This is the first phase of a multipart rollout that will span the next few months: the currently browsable stock includes miscellaneous new releases from the past 8+ months (we have a lot of catching up to do), plus approximately a third of our backstock. Note that we’ve reduced/slashed prices on many titles and will continue to do so in order to make room for new stock. We’ll also be expanding / tweaking / improving / debugging the site itself (for example, we still have work to do on the automated international postage system, not to mention the inevitable inventory discrepancies that come with transferring an ancient and massive database to a new system).

Over the next few months, as we take inventory, clean house, and delve into our storage, we will be uploading thousands of additional items, gradually, on a near-daily basis. This will include the majority of the LPs, as well as many titles, in all formats, once thought long-gone. Many currently “sold out” items are likely to resurface.

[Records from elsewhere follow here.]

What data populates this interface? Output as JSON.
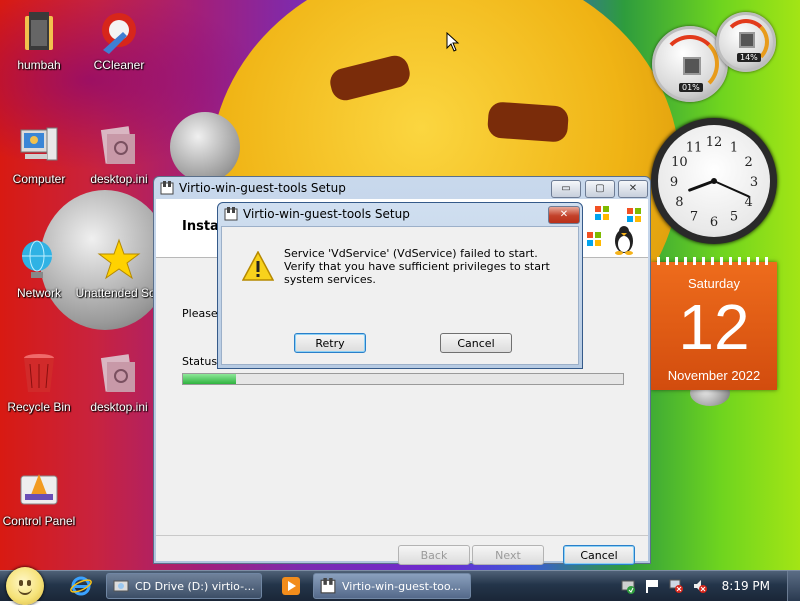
{
  "desktop_icons": [
    {
      "label": "humbah"
    },
    {
      "label": "CCleaner"
    },
    {
      "label": "Computer"
    },
    {
      "label": "desktop.ini"
    },
    {
      "label": "Network"
    },
    {
      "label": "Unattended Soft"
    },
    {
      "label": "Recycle Bin"
    },
    {
      "label": "desktop.ini"
    },
    {
      "label": "Control Panel"
    }
  ],
  "gadgets": {
    "cpu_meter": {
      "cpu": "01%",
      "ram": "14%"
    },
    "clock": {
      "hour": 8,
      "minute": 19
    },
    "calendar": {
      "weekday": "Saturday",
      "day": "12",
      "month_year": "November 2022"
    }
  },
  "setup_window": {
    "title": "Virtio-win-guest-tools Setup",
    "banner_text": "Instal",
    "please_text": "Please w",
    "status_label": "Status:",
    "progress": 0.12,
    "buttons": {
      "back": "Back",
      "next": "Next",
      "cancel": "Cancel"
    },
    "caption": {
      "minimize": "▭",
      "maximize": "▢",
      "close": "✕"
    }
  },
  "dialog": {
    "title": "Virtio-win-guest-tools Setup",
    "message": "Service 'VdService' (VdService) failed to start.  Verify that you have sufficient privileges to start system services.",
    "buttons": {
      "retry": "Retry",
      "cancel": "Cancel"
    },
    "close": "✕"
  },
  "taskbar": {
    "tasks": [
      {
        "label": "CD Drive (D:) virtio-..."
      },
      {
        "label": "Virtio-win-guest-too..."
      }
    ],
    "time": "8:19 PM"
  },
  "colors": {
    "accent": "#2a7fc9",
    "calendar": "#e2601a",
    "close_red": "#c3412a"
  }
}
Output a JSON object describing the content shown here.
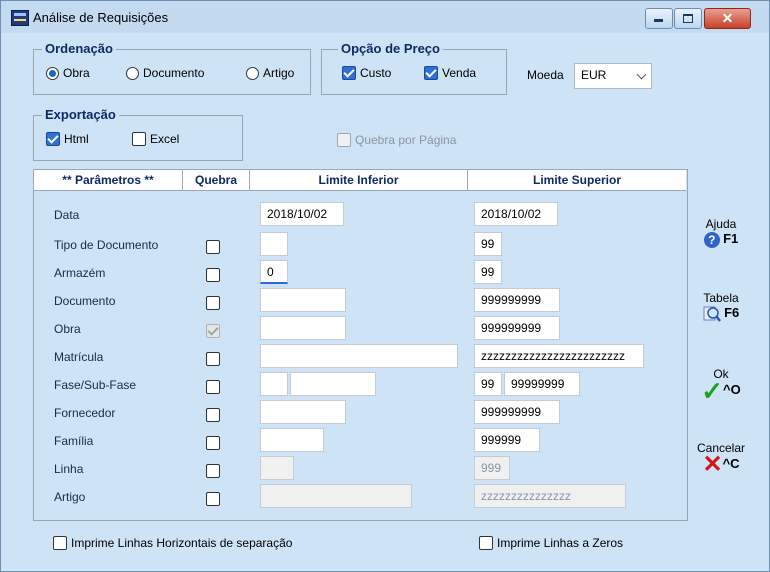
{
  "window": {
    "title": "Análise de Requisições"
  },
  "ordenacao": {
    "legend": "Ordenação",
    "options": [
      {
        "label": "Obra",
        "selected": true
      },
      {
        "label": "Documento",
        "selected": false
      },
      {
        "label": "Artigo",
        "selected": false
      }
    ]
  },
  "opcao_preco": {
    "legend": "Opção de Preço",
    "custo": {
      "label": "Custo",
      "checked": true
    },
    "venda": {
      "label": "Venda",
      "checked": true
    }
  },
  "moeda": {
    "label": "Moeda",
    "value": "EUR"
  },
  "exportacao": {
    "legend": "Exportação",
    "html": {
      "label": "Html",
      "checked": true
    },
    "excel": {
      "label": "Excel",
      "checked": false
    }
  },
  "quebra_pagina": {
    "label": "Quebra por Página",
    "checked": false
  },
  "table": {
    "headers": [
      "** Parâmetros **",
      "Quebra",
      "Limite Inferior",
      "Limite Superior"
    ],
    "rows": [
      {
        "label": "Data",
        "inf": "2018/10/02",
        "sup": "2018/10/02"
      },
      {
        "label": "Tipo de Documento",
        "inf": "",
        "sup": "99"
      },
      {
        "label": "Armazém",
        "inf": "0",
        "sup": "99"
      },
      {
        "label": "Documento",
        "inf": "",
        "sup": "999999999"
      },
      {
        "label": "Obra",
        "inf": "",
        "sup": "999999999"
      },
      {
        "label": "Matrícula",
        "inf": "",
        "sup": "zzzzzzzzzzzzzzzzzzzzzzzz"
      },
      {
        "label": "Fase/Sub-Fase",
        "inf_a": "",
        "inf_b": "",
        "sup_a": "99",
        "sup_b": "99999999"
      },
      {
        "label": "Fornecedor",
        "inf": "",
        "sup": "999999999"
      },
      {
        "label": "Família",
        "inf": "",
        "sup": "999999"
      },
      {
        "label": "Linha",
        "inf": "",
        "sup": "999"
      },
      {
        "label": "Artigo",
        "inf": "",
        "sup": "zzzzzzzzzzzzzzz"
      }
    ]
  },
  "bottom": {
    "linhas_horizontais": "Imprime Linhas Horizontais de separação",
    "linhas_zeros": "Imprime Linhas a Zeros"
  },
  "side": {
    "ajuda": {
      "label": "Ajuda",
      "key": "F1"
    },
    "tabela": {
      "label": "Tabela",
      "key": "F6"
    },
    "ok": {
      "label": "Ok",
      "key": "^O"
    },
    "cancelar": {
      "label": "Cancelar",
      "key": "^C"
    }
  }
}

Finally, once our general backstock is up (probably in the next two or three months) we’ll begin making our extensive stockpile of rarities available online for the first time: tons of random out-of-print titles, "deadstock," warehouse finds, secondhand collectibles, etc., accumulated over the past few decades.

Frequent/returning customers will be getting early access to these items. Details to follow on how this will work (a priority mailing list? a 'frequent flyer'-like program?), but it will not be based on dollars spent. We want to reward those who consistently support us, especially in the discogs marketplace era (to those who show up trying to poach five copies of a one-off rarity, and nothing else, ever… ¯\_(ツ)_/¯ ).

So—we suggest you take some time to dig through the site—even we’ve been surprised by what’s been turning up, and there’s much more to come.